As I said earlier, I attended a large (3,600 students), urban, public high school in a working and lower middle class neighborhoods of Houston, Texas. I was given an education in that public school (and the elementary and junior high school that preceded it) which allowed me to compete successfully for a full academic scholarship to Princeton and prepared me to make the Dean’s List my sophomore, junior, and senior years and to graduate magna cum laude.
When I attended my 50th high school reunion in 2015, at least a couple dozen of us were talking about how fortunate we were to go to high school back then. Goodness knows, none of us grew up in affluence. The vast majority of us were disproportionately oldest children since our dads came home from WWII in 1945 and 1946, and we were the first children of the historic baby boom. Most of our dads went to work with their names on their shirts and showered when they got home from work like my dad the welder did. However, none of us grew up in a broken home. Our parents worked hard, stayed married, and held high aspirations for their children to study hard and go to college (and about 85% of us did). I do not believe you can overestimate how that home environment impacted each member of the class of 1965 in terms of positive academic performance. It sounds like a lost world, doesn’t it?
Yet, it doesn’t have to be. I am not naïve enough to believe that all of our parents had happy and fulfilling marriages. However, they had made promises and commitments, and they focused on fulfilling their responsibilities and keeping their commitments rather than giving priority to their desires and wishes. God bless them. We, the children, benefited greatly from their commitments and personal sacrifices.
I personally believe that the two greatest tragedies in current American civilization today are first, the millions of babies we “throw away” every year through abortions. God had a plan and a productive purpose for every one of these precious future fellow citizens. Second, is the millions of young people, disproportionately brown and black, who are being systematically under-educated by our nation’s school systems K-12 and as a consequence, their vast human potential is being wasted, underdeveloped — “thrown away.”
If we truly want to address and seek to eliminate inequities in our nation’s educational system, focusing on eliminating the SAT is focusing on the wrong end of the problem. Yes, try to find ways to improve the SAT and other evaluative tests.
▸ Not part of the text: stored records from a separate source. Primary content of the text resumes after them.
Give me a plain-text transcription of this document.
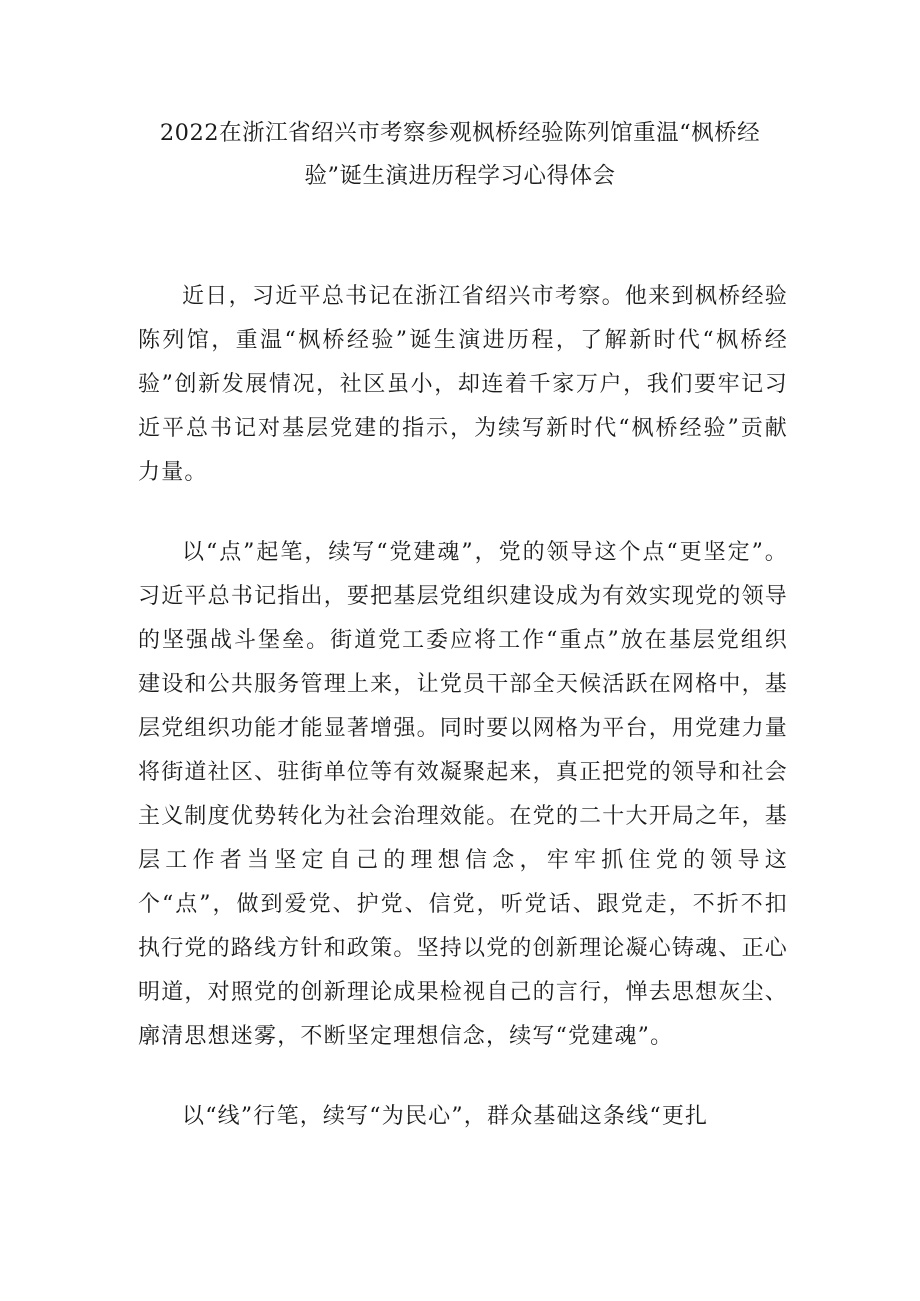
2022在浙江省绍兴市考察参观枫桥经验陈列馆重温“枫桥经
验”诞生演进历程学习心得体会

近日，习近平总书记在浙江省绍兴市考察。他来到枫桥经验陈列馆，重温“枫桥经验”诞生演进历程，了解新时代“枫桥经验”创新发展情况，社区虽小，却连着千家万户，我们要牢记习近平总书记对基层党建的指示，为续写新时代“枫桥经验”贡献力量。

以“点”起笔，续写“党建魂”，党的领导这个点“更坚定”。习近平总书记指出，要把基层党组织建设成为有效实现党的领导的坚强战斗堡垒。街道党工委应将工作“重点”放在基层党组织建设和公共服务管理上来，让党员干部全天候活跃在网格中，基层党组织功能才能显著增强。同时要以网格为平台，用党建力量将街道社区、驻街单位等有效凝聚起来，真正把党的领导和社会主义制度优势转化为社会治理效能。在党的二十大开局之年，基层工作者当坚定自己的理想信念，牢牢抓住党的领导这个“点”，做到爱党、护党、信党，听党话、跟党走，不折不扣执行党的路线方针和政策。坚持以党的创新理论凝心铸魂、正心明道，对照党的创新理论成果检视自己的言行，惮去思想灰尘、廓清思想迷雾，不断坚定理想信念，续写“党建魂”。

以“线”行笔，续写“为民心”，群众基础这条线“更扎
But if we really want to address the problem, we need to focus on K-5 education and the social and familial breakdowns that are so ravaging to our nation’s children and their future prospects.
I admit it’s a lot easier to just banish and exile a messenger like the SAT, but if we truly want to rescue millions of our children who are failing through no fault of their own, we must address the systemic inequalities in our society which are grievously exacerbated by the social and familial breakdown we have witnessed at all levels of American society since the 1960s.
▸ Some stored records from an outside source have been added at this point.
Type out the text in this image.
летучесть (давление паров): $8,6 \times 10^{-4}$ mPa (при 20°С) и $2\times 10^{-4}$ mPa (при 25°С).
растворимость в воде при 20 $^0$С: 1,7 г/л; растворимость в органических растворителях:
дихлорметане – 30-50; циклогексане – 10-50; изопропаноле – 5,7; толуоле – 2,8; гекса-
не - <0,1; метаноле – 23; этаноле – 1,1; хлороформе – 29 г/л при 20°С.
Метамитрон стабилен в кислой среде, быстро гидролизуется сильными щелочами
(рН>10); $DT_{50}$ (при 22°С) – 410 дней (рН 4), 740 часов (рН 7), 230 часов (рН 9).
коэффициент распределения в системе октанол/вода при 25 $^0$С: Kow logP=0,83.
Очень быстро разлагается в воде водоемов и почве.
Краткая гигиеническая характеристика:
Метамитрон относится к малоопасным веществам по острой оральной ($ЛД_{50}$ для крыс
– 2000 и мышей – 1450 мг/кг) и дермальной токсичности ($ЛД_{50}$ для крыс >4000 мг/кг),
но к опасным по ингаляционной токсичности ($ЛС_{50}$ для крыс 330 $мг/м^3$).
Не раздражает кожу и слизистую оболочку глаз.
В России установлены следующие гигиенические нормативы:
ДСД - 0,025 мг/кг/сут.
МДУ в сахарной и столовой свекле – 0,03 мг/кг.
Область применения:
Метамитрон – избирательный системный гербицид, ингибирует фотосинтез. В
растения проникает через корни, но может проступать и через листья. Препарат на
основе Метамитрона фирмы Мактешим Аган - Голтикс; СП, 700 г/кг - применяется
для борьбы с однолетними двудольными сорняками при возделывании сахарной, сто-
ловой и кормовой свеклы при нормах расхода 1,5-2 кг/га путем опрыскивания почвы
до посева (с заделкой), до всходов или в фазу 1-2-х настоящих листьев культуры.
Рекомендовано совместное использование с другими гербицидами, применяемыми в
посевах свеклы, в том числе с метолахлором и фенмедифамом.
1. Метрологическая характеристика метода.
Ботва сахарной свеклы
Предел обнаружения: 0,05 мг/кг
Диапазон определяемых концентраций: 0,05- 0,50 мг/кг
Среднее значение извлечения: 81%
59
Let us be about our Heavenly Father’s business and seek to rescue the little ones — the innocent who have been victimized by what amounts to “collective societal child abuse” expressed through abortion, illegitimacy, divorce, and epidemic fatherlessness.
Dr. Richard Land, BA (magna cum laude), Princeton; D.Phil. Oxford; and Th.M., New Orleans Baptist Theological Seminary, was president of the Southern Baptists’ Ethics & Religious Liberty Commission (1988-2013) and has served since 2013 as president of Southern Evangelical Seminary in Charlotte, NC. Dr. Land has been teaching, writing, and speaking on moral and ethical issues for the last half century in addition to pastoring several churches.